Pas de mercy pour « Madame », « Monsieur »

L’obligation pour l’usager de renseigner sa civilité « binaire » (« Madame » ou « Monsieur ») sur le site SNCF Connect, lors de l’achat de billet de train par exemple, doit-elle être supprimée compte tenu des principes qui gouvernent le RGPD ? À cette question, le Conseil d’État sursoit à statuer jusqu’à ce que la Cour de justice de l’Union européenne réponde à ses deux questions préjudicielles.

Par Ludovic Pailler le 03 Juillet 2023

L’omniprésence des traitements érige le droit de la protection des données en chambre d’écho de nombreux questionnements juridiques. Il n’est guère étonnant que la répartition binaire de la population à raison du sexe ou du genre se pose à son aune. De nouveau, le droit de la protection des données est l’instrument de débats qui le dépassent, ici au travers de la collecte systématique de données de genre1. L’arrêt commenté invite la Cour de justice à se joindre au concert des juridictions2 sur le genre pour une question de civilité aux conséquences bien moins anodines qu’elles n’y paraissent (CE 21 juin 2023, n° 452850).

Au cas d’espèce, l’association MOUSSE, l’association STOP homophobie et 64 autres personnes ont saisi la CNIL à l’encontre de l’actuelle société SNCF Connect. Était reprochée à cette dernière l’obligation qu’elle fait à ses clients de cocher une case « Madame » ou « Monsieur » pour tout achat d’un billet de train. L’association MOUSSE, en particulier, considère que « cette mention exclut les personnes qui s’identifient comme non binaires, notamment parmi les personnes trans ou intersexes, ou qui ne souhaitent pas restreindre leur identité »3. Ladite contrainte serait notamment contraire au principe de licéité4 et de minimisation des données5 consacrés par le RGPD. L’autorité de contrôle a clôturé la réclamation par un courrier en date du 23 mars 2021, excipant notamment des usages courants de la correspondance civile, commerciale ou administrative. C’est en conséquence que l’association MOUSSE a demandé l’annulation de cette décision.

Dans son arrêt du 21 juin 2023, le Conseil d’État, suivant en cela les conclusions de son rapporteur public, relève deux difficultés sérieuses d’interprétation du droit de l’Union européenne qui justifient les questions préjudicielles transmises à la Cour de justice. La première est centrée sur le principe de minimisation des données et les bases juridiques du traitement, à savoir sa nécessité pour l’exécution du contrat et les intérêts légitimes du responsable de traitement. La seconde complète la première sur la prise en considération d’un exercice fructueux du droit d’opposition une fois les données litigieuses collectées pour évaluer la licéité du traitement.

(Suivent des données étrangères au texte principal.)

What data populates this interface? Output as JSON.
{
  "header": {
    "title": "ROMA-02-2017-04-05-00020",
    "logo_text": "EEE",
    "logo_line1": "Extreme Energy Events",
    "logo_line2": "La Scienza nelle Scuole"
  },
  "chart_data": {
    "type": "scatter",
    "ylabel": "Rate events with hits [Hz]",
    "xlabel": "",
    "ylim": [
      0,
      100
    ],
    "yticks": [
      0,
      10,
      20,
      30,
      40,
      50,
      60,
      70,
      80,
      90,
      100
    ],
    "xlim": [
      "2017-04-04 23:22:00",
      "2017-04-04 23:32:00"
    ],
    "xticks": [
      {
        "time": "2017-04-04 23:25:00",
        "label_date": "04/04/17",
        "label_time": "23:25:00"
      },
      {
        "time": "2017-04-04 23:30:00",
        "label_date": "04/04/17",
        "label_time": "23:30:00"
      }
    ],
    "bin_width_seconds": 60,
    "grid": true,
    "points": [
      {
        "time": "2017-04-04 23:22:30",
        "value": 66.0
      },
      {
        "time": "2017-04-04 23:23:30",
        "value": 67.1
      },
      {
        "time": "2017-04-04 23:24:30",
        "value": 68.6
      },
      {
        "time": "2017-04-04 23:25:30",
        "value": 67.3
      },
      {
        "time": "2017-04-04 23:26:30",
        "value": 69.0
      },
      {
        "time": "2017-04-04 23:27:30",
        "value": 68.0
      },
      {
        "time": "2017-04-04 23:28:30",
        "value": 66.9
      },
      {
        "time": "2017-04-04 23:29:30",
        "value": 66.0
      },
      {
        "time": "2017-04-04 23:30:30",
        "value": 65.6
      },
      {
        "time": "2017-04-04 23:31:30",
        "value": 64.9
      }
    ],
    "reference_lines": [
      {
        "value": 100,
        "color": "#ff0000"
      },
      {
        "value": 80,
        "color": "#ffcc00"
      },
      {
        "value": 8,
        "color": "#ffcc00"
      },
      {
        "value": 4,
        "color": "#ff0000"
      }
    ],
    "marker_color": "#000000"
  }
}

À l’analyse, les deux questions préjudicielles doivent être recentrées. Sont en cause la licéité du traitement et la minimisation des données traitées. Sans prétendre anticiper sur les réponses de la Cour de justice, la question principale est, en l’absence de consentement de la personne concernée, celle de la nécessité de traiter d’une donnée relative à « un aspect essentiel de l’intimité de la personne », son identité de genre6, aux seules fins de communiquer avec elle. Les deux questions se distinguent par l’échelle à laquelle elles se posent : au niveau du traitement pour la première, des données pour la seconde.

Licéité du traitement des données de civilité

Le principe de licéité7 requiert que tout traitement soit fondé sur l’une des bases juridiques limitativement et exhaustivement énumérées par l’article 6 du Règlement général sur la protection des données (RGPD)8. L’approche par les risques, qui préside à l’esprit du RGPD9, justifie que les traitements fondés sur une nécessité ne fassent pas l’objet d’un contrôle a priori par une autorité publique. Lorsque celle-ci dépend d’une mise en balance des intérêts en concours, la conformité à l’article 6 dépend d’une analyse que le responsable de traitement doit simplement documenter10. L’exercice du droit d’opposition permet à la personne concernée de la remettre en cause11 au regard de sa situation particulière12. Dans les deux cas, la formulation des questions préjudicielles ne manquera pas de faire difficulté, moins pour évaluer la nécessité, notion autonome du droit de l’Union13, que pour déterminer l’objet du principe invoqué.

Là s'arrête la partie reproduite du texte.